Levinson calls Wag the Dog "a liberating experience". Shot fast and in every sense furiously, the schedule was a minimal 28 days, unheard of in the A-list circles the director usually frequents. Why 28 days? Because 28 days was exactly the downtime released by the postponement of Sphere, the troubled $80m sci-fi epic Levinson and Hoffman were supposed to be filming for Warners. "We went to New Line, and I had Dustin, and Bobby wanted to work with Dustin again because they had only one scene together when I directed them in Sleepers, and New Line knew Dustin trusted me after Rain Man ..." Levinson trails off. Hoffman has been legendary - notorious - for months, for acting up on set: he is the angry obsessive that the film Tootsie presents him as. With a 28-day timetable there could be no tantrums.

There weren't. It's a fluke, but with Wag Hoffman finally enjoys the artistic freedom that commercialism invariably cramps. The irony: Sphere bombed while Wag garnered raves and revenue. Levinson is sage: "Wag came in for under $18m. We didn't have to pander to any sensibility. No one said, `Make it a little softer'. Circumstance again."

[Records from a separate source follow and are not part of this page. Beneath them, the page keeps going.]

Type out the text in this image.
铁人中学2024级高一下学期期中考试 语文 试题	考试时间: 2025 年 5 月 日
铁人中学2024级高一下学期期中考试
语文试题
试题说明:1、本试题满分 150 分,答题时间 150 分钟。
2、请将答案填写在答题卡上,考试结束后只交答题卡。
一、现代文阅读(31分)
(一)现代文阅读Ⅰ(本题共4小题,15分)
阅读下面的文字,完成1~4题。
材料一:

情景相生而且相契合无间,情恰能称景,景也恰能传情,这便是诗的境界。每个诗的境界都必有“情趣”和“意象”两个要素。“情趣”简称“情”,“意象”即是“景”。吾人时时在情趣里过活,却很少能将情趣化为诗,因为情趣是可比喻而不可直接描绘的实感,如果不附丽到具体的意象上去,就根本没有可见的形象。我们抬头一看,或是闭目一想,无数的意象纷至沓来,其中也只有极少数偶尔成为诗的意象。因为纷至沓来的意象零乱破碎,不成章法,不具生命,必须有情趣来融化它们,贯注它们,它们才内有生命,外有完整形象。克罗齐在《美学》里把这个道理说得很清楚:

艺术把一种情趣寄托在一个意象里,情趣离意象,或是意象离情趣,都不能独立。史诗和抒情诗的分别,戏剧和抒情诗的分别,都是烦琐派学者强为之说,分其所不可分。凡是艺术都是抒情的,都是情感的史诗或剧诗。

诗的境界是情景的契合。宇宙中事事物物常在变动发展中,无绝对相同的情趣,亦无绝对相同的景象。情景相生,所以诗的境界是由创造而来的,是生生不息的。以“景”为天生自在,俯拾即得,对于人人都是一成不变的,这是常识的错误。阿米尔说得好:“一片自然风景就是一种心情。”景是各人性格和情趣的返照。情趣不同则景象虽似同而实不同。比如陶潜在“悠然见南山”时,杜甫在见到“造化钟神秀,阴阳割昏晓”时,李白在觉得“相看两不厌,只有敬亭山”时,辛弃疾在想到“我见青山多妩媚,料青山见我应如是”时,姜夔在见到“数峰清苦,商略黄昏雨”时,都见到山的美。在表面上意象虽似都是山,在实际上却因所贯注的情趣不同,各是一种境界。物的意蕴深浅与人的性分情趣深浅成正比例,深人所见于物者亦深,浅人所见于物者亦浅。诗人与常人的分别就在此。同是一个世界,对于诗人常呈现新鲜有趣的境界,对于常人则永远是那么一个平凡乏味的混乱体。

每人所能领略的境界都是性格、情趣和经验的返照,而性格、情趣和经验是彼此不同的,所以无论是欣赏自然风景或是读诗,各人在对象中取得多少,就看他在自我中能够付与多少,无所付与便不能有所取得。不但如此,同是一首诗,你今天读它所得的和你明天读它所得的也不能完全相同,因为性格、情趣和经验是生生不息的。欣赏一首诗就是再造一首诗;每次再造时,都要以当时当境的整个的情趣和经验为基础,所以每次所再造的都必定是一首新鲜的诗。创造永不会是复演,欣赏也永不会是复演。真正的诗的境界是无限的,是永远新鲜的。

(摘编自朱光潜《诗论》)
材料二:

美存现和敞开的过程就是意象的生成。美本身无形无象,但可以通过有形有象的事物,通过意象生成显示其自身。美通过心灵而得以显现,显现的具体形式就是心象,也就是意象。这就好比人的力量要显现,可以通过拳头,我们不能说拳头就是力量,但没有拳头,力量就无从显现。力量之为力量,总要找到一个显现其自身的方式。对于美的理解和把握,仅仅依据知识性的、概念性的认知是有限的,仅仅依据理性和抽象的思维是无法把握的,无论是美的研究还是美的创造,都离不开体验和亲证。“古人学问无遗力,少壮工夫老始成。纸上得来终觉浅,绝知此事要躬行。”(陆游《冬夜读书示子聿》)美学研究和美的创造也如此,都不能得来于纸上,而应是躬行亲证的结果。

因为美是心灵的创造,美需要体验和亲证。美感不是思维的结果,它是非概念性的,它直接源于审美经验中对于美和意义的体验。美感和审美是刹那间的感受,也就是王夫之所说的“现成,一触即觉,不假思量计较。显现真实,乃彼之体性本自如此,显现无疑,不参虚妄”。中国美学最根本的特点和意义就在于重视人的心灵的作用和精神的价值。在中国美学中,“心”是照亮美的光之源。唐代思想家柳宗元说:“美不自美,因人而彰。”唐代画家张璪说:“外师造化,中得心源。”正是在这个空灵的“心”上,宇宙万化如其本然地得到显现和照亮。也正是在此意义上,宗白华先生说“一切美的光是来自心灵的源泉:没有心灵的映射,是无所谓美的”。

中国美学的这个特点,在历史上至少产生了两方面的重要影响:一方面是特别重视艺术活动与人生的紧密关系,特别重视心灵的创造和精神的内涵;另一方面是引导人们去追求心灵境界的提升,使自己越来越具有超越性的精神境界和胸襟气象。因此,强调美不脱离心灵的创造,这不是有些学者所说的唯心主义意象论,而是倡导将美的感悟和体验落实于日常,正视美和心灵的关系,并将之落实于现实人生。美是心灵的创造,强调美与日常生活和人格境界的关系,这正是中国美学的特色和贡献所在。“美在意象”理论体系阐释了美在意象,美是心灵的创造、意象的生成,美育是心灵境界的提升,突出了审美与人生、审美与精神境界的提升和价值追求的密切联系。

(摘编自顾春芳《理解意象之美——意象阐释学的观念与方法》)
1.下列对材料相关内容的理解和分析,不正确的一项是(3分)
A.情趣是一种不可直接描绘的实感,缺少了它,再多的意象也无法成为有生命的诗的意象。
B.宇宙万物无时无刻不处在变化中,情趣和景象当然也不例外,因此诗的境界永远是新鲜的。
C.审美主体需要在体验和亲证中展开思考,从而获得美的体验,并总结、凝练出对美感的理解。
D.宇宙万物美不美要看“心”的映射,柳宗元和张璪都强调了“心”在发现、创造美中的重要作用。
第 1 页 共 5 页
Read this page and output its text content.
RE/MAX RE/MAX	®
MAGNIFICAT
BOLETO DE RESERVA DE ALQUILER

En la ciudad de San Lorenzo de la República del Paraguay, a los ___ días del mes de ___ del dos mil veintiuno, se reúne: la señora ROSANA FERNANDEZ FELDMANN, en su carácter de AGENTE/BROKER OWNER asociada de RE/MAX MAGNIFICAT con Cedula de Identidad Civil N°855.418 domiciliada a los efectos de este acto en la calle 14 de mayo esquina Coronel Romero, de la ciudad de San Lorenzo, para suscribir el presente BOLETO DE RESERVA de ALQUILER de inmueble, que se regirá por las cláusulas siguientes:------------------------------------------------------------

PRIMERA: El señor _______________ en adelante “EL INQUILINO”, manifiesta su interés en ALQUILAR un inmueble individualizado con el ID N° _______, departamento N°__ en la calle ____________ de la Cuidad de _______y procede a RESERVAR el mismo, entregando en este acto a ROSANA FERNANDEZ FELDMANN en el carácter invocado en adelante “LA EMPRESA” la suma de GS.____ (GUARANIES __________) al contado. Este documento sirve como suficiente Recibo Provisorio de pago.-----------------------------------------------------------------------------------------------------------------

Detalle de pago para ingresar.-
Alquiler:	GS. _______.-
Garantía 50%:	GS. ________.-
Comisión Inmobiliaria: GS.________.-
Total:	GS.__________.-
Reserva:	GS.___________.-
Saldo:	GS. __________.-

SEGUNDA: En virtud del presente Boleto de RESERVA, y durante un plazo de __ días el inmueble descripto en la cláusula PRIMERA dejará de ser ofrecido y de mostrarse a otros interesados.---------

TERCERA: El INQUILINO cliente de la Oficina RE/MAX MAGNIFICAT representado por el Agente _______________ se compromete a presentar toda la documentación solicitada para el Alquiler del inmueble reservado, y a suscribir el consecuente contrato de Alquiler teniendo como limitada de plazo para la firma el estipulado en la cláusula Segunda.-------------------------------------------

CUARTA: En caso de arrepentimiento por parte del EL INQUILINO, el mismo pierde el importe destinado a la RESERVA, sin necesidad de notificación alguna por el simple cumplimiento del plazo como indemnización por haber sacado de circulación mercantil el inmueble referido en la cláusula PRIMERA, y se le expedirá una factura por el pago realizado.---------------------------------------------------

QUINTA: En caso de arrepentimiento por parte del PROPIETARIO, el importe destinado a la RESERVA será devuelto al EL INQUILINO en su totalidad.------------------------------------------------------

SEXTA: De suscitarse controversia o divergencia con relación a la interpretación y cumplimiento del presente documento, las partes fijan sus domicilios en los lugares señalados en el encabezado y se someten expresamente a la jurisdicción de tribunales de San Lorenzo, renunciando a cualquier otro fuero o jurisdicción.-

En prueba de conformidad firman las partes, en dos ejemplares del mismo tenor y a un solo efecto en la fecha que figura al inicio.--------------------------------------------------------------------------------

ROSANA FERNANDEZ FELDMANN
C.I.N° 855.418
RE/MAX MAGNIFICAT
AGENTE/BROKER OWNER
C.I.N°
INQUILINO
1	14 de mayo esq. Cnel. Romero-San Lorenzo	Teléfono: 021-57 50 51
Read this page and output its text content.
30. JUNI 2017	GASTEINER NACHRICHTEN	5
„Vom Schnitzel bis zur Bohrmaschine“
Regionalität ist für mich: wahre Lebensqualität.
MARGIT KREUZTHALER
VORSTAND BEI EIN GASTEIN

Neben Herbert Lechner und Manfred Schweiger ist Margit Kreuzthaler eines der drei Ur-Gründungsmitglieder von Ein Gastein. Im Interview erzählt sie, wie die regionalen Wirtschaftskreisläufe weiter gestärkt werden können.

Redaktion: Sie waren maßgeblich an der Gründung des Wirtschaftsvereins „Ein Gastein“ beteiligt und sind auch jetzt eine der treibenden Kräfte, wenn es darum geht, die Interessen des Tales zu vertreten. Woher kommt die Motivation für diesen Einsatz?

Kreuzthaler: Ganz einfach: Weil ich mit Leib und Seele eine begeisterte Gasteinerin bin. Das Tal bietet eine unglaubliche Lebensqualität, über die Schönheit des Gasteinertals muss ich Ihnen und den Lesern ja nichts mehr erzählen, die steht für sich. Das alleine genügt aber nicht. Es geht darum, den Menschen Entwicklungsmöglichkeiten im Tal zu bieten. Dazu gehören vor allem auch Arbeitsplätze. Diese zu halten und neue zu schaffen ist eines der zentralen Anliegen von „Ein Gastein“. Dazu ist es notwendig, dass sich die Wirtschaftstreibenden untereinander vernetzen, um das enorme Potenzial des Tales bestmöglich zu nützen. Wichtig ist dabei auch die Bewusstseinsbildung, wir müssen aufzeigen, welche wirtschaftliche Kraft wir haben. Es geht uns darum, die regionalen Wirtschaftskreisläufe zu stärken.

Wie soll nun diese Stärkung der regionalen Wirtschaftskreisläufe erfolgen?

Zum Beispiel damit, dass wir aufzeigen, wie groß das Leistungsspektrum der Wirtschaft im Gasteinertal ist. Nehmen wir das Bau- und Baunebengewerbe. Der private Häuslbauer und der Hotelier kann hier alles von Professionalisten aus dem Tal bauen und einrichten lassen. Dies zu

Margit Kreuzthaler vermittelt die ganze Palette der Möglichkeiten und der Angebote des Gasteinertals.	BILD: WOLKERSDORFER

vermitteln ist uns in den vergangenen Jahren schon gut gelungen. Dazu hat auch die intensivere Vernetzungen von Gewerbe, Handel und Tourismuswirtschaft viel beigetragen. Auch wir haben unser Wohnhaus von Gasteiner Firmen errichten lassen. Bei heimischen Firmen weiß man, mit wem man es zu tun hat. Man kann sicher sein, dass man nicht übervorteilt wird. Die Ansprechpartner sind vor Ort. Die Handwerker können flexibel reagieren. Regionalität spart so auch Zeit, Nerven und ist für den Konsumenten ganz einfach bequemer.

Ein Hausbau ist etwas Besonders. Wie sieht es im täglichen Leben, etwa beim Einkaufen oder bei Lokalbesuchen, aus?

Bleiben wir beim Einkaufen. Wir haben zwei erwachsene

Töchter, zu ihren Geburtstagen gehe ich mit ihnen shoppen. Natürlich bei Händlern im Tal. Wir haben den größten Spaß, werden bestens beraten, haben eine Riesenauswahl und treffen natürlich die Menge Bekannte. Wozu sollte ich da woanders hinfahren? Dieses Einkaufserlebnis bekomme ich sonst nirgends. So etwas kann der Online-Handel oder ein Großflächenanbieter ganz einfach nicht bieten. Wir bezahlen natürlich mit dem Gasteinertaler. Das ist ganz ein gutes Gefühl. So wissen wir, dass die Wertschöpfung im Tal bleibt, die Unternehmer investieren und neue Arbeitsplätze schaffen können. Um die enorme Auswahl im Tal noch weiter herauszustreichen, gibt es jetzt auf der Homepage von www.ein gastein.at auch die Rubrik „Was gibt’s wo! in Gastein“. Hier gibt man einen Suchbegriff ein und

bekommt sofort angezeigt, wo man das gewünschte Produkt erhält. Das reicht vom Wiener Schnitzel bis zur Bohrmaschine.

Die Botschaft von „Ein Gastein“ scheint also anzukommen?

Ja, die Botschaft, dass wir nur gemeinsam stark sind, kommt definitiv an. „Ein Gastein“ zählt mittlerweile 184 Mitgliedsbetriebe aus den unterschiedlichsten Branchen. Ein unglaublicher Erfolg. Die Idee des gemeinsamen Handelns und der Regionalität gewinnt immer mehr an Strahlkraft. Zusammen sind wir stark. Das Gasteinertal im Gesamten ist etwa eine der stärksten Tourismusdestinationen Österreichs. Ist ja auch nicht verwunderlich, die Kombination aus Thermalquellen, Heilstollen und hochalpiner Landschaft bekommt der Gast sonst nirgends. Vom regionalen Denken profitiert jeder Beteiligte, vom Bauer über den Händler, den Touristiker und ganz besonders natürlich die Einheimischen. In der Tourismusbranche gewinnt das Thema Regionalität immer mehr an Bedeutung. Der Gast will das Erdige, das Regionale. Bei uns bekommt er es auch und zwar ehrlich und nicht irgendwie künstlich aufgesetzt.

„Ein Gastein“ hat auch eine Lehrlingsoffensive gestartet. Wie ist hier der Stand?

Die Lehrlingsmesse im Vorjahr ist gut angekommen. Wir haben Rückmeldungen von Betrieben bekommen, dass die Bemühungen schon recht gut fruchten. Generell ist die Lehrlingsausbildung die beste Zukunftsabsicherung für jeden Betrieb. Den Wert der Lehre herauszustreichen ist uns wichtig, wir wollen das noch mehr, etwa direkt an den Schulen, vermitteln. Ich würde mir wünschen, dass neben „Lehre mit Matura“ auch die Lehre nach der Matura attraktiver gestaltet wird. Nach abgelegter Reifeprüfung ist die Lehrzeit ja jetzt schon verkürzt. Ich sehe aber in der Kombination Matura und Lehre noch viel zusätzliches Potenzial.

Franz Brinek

Which hasn't stopped journalists from digging to find the sort of hidden agenda Wag finds lurking behind every congressman in his mandatory dark suit, white shirt and red tie. Most have noted that Levinson co-produced the anti-far-right spoof Bob Roberts, but have neglected to mention how Wag continues the director's themes. For instance, Good Morning, Vietnam explored the tranquillising and reviving properties of propaganda. Avalon concerned itself with the way TV transformed the American dream into soap opera. Toys showed how war might easily be turned into a video game. Bugsy had the romance of violence. Disclosure was suspicious of corporate culture. Sphere promised enlightenment, only to watch the promise destroyed by fear. Each is about the different lies we're told or tell ourselves. There's little trust in authority, though there is Levinson's technique: controversy and commercialism, his background as a gag-writer coating a message audiences and critics still occasionally find hard to swallow (Avalon and Toys flopped, Bugsy under-performed, Sphere sank.) It's tempting to think that he views Wag the Dog as vindication - proof that others have been foolish to dub him a bleeding heart. Wag shows he can draw blood, too, and from deep within democracy and government.

But Levinson is preoccupied by a new worry. "Do you think they'll get this in Britain?" he asks. "Do you have spin doctors?" I whisper a couple of names: Peter Mandelson, Alastair Campbell. "Oh, yeah. Of course." Levinson's humour is instantly restored: "I guess the jokes are gonna travel after all."